Fig 4. SYZ & Co/3AFig 4. SYZ & Co/3A


What of the arguments questioning commodities investments?

1) The rate of return on commodities is roughly equal to the rate of inflation

This is true, but it is an ‘in the long run we are all dead’ type a r g u m e n t . Inflation, often caused by unpredictable debasement of currency, can destroy a financial portfolio (three consecutive years of 20% inflation halves the value of your savings). Commodities will proof a portfolio against inflation.

2) There is no return for holding commodities

True, but businesses that use commodities (e.g. a flour producer) are prepared to lose on a wheat futures contract as long as they have a dependable price. For them, this is an insurance premium. Additionally, most commodities contracts are margined and the investor will have 90-95% invested actually in T-bills, which do produce a return.

3) In the long term, commodities underperform

Compared with stocks, yes. Fig 4 makes this clear. But there are lengthy periods where they outperform. There are good reasons already mentioned to think we may be in such a period.

4) China is in a slowdown / there will be an economic clampdown

This rumour keeps emerging and never gets past rumour status. Inevitably China will have periods of contraction in the next thirty years, but they might be from 9.5% growth to 6.5%. China has signed up long-term commodity deals all over Africa and the Southern Hemisphere and has taken a stack of direct equity stakes in commodities producers.

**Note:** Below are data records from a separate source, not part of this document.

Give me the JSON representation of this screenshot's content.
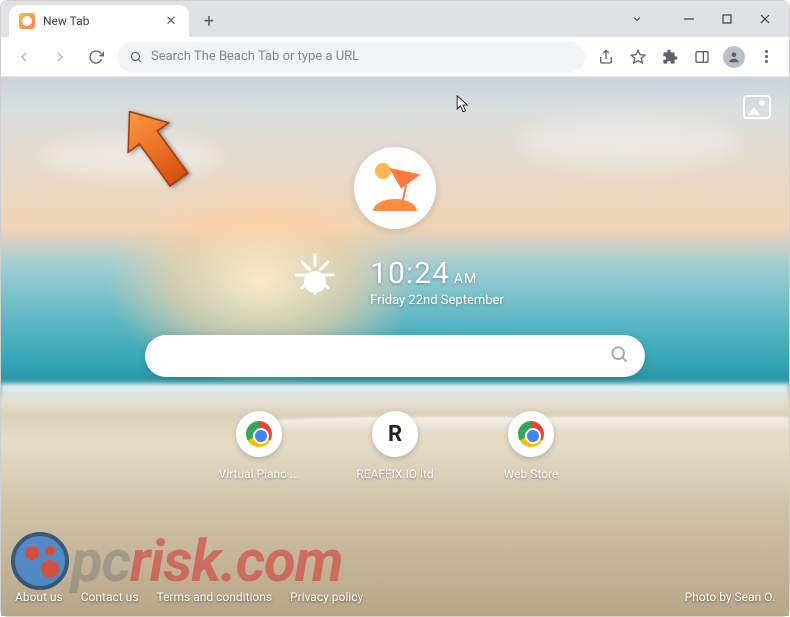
{
  "tab": {
    "title": "New Tab"
  },
  "omnibox": {
    "placeholder": "Search The Beach Tab or type a URL"
  },
  "clock": {
    "time": "10:24",
    "ampm": "AM",
    "date": "Friday 22nd September"
  },
  "search": {
    "placeholder": ""
  },
  "shortcuts": [
    {
      "label": "Virtual Piano ...",
      "icon": "chrome"
    },
    {
      "label": "REAFFIX IO ltd",
      "icon": "letter",
      "letter": "R"
    },
    {
      "label": "Web Store",
      "icon": "chrome"
    }
  ],
  "footer": {
    "links": [
      "About us",
      "Contact us",
      "Terms and conditions",
      "Privacy policy"
    ],
    "credit": "Photo by Sean O."
  },
  "watermark": {
    "left": "pc",
    "right": "risk.com"
  }
}
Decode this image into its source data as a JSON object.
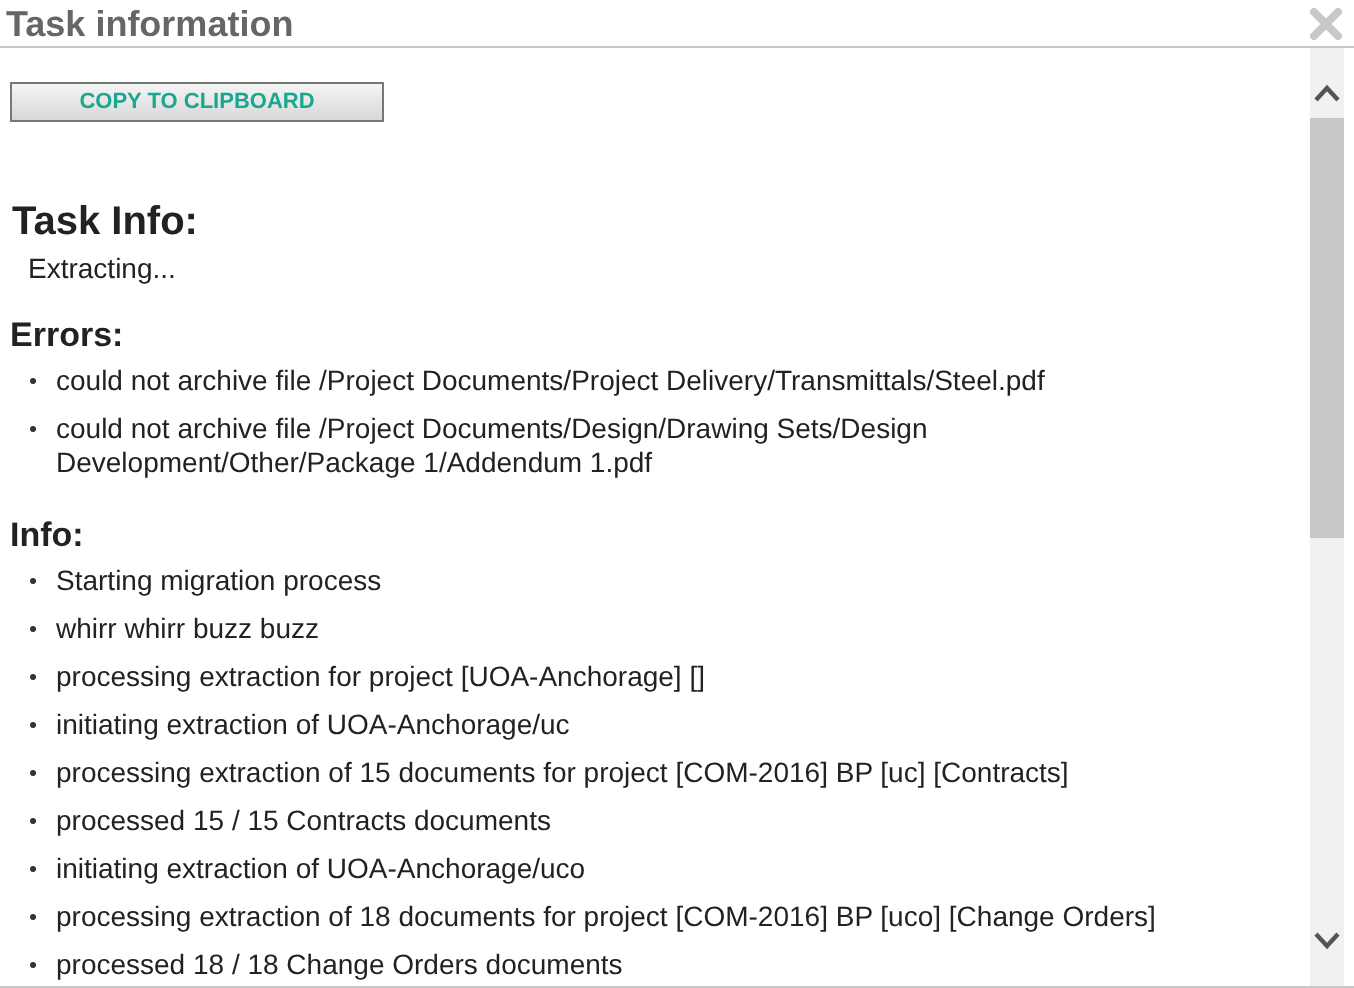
{
  "window": {
    "title": "Task information"
  },
  "copy_button": {
    "label": "COPY TO CLIPBOARD"
  },
  "task_info": {
    "heading": "Task Info:",
    "status": "Extracting..."
  },
  "errors": {
    "heading": "Errors:",
    "items": [
      "could not archive file /Project Documents/Project Delivery/Transmittals/Steel.pdf",
      "could not archive file /Project Documents/Design/Drawing Sets/Design Development/Other/Package 1/Addendum 1.pdf"
    ]
  },
  "info": {
    "heading": "Info:",
    "items": [
      "Starting migration process",
      "whirr whirr buzz buzz",
      "processing extraction for project [UOA-Anchorage] []",
      "initiating extraction of UOA-Anchorage/uc",
      "processing extraction of 15 documents for project [COM-2016] BP [uc] [Contracts]",
      "processed 15 / 15 Contracts documents",
      "initiating extraction of UOA-Anchorage/uco",
      "processing extraction of 18 documents for project [COM-2016] BP [uco] [Change Orders]",
      "processed 18 / 18 Change Orders documents"
    ]
  }
}
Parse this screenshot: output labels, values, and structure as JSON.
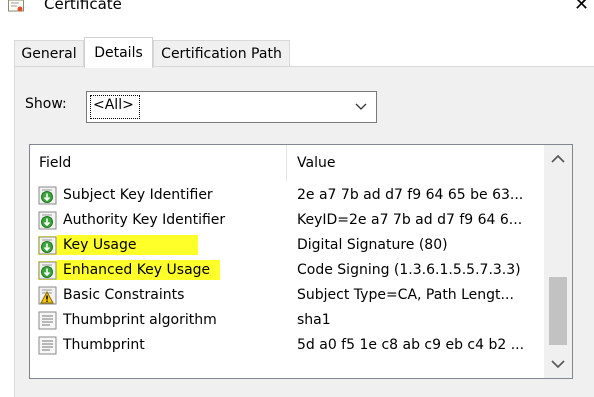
{
  "window": {
    "title": "Certificate",
    "close_label": "✕"
  },
  "tabs": [
    {
      "label": "General",
      "active": false
    },
    {
      "label": "Details",
      "active": true
    },
    {
      "label": "Certification Path",
      "active": false
    }
  ],
  "show": {
    "label": "Show:",
    "selected": "<All>"
  },
  "columns": {
    "field": "Field",
    "value": "Value"
  },
  "rows": [
    {
      "field": "Subject Key Identifier",
      "value": "2e a7 7b ad d7 f9 64 65 be 63...",
      "icon": "extension-green-icon",
      "highlighted": false
    },
    {
      "field": "Authority Key Identifier",
      "value": "KeyID=2e a7 7b ad d7 f9 64 6...",
      "icon": "extension-green-icon",
      "highlighted": false
    },
    {
      "field": "Key Usage",
      "value": "Digital Signature (80)",
      "icon": "extension-green-icon",
      "highlighted": true
    },
    {
      "field": "Enhanced Key Usage",
      "value": "Code Signing (1.3.6.1.5.5.7.3.3)",
      "icon": "extension-green-icon",
      "highlighted": true
    },
    {
      "field": "Basic Constraints",
      "value": "Subject Type=CA, Path Lengt...",
      "icon": "extension-warning-icon",
      "highlighted": false
    },
    {
      "field": "Thumbprint algorithm",
      "value": "sha1",
      "icon": "property-document-icon",
      "highlighted": false
    },
    {
      "field": "Thumbprint",
      "value": "5d a0 f5 1e c8 ab c9 eb c4 b2 ...",
      "icon": "property-document-icon",
      "highlighted": false
    }
  ],
  "colors": {
    "highlight": "#ffff2a",
    "panel": "#f0f0f0",
    "border": "#828790"
  }
}
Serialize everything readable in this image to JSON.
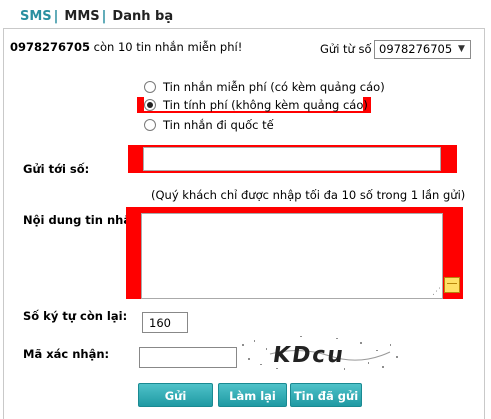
{
  "tabs": {
    "sms": "SMS",
    "sep1": "|",
    "mms": "MMS",
    "sep2": "|",
    "contacts": "Danh bạ"
  },
  "quota": {
    "number": "0978276705",
    "text": " còn 10 tin nhắn miễn phí!"
  },
  "from": {
    "label": "Gửi từ số",
    "selected": "0978276705"
  },
  "message_types": [
    {
      "label": "Tin nhắn miễn phí (có kèm quảng cáo)",
      "checked": false
    },
    {
      "label": "Tin tính phí (không kèm quảng cáo)",
      "checked": true
    },
    {
      "label": "Tin nhắn đi quốc tế",
      "checked": false
    }
  ],
  "to": {
    "label": "Gửi tới số:",
    "value": "",
    "note": "(Quý khách chỉ được nhập tối đa 10 số trong 1 lần gửi)"
  },
  "content": {
    "label": "Nội dung tin nhắn:",
    "value": ""
  },
  "remaining": {
    "label": "Số ký tự còn lại:",
    "value": "160"
  },
  "captcha": {
    "label": "Mã xác nhận:",
    "value": "",
    "image_text": "KDcu"
  },
  "buttons": {
    "send": "Gửi",
    "reset": "Làm lại",
    "sent": "Tin đã gửi"
  },
  "colors": {
    "accent": "#2a8fa0",
    "highlight": "#ff0000",
    "button": "#1f9aa3"
  }
}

China isn’t going to go away and an ever-swelling India has to be factored in.

5) Recent institutional demand for commodities has been tailing off

Typically institutions are slow to act and slow to react. Their entry into the commodities market was late, in response to already risen prices. Now many of them hold losing positions. They will put more money in when the fundamentals of supply and demand move prices up again.

6) Commodity prices have been borne up by speculative money

This is a fair point made by Richard Bernstein. Commodities with contracts available to speculative money are priced up to 60% higher than commodities not easily traded by speculative money. However, these commodities contracts will presumably always be accessible to speculative money. These contracts have survived the 2006-2007 consolidation (with copper, for example down 40% at one point). Beyond that, the same reasoning applies with point 5: once price moves up, expect a lot more money to come in. Speculative money injects volatility, not price limits.

7) That we are in a classic bubble

Certainly commodities prices peaked in 2006 and most have been correcting since, but this is normal wall-of-worry behavior in any bull market. Things do not move in a straight line. Bull markets periodically rebase on the way up.

8) Everyone is talking about them

This is where we come in. We will know when they are. Really, how much fuss do you hear out there?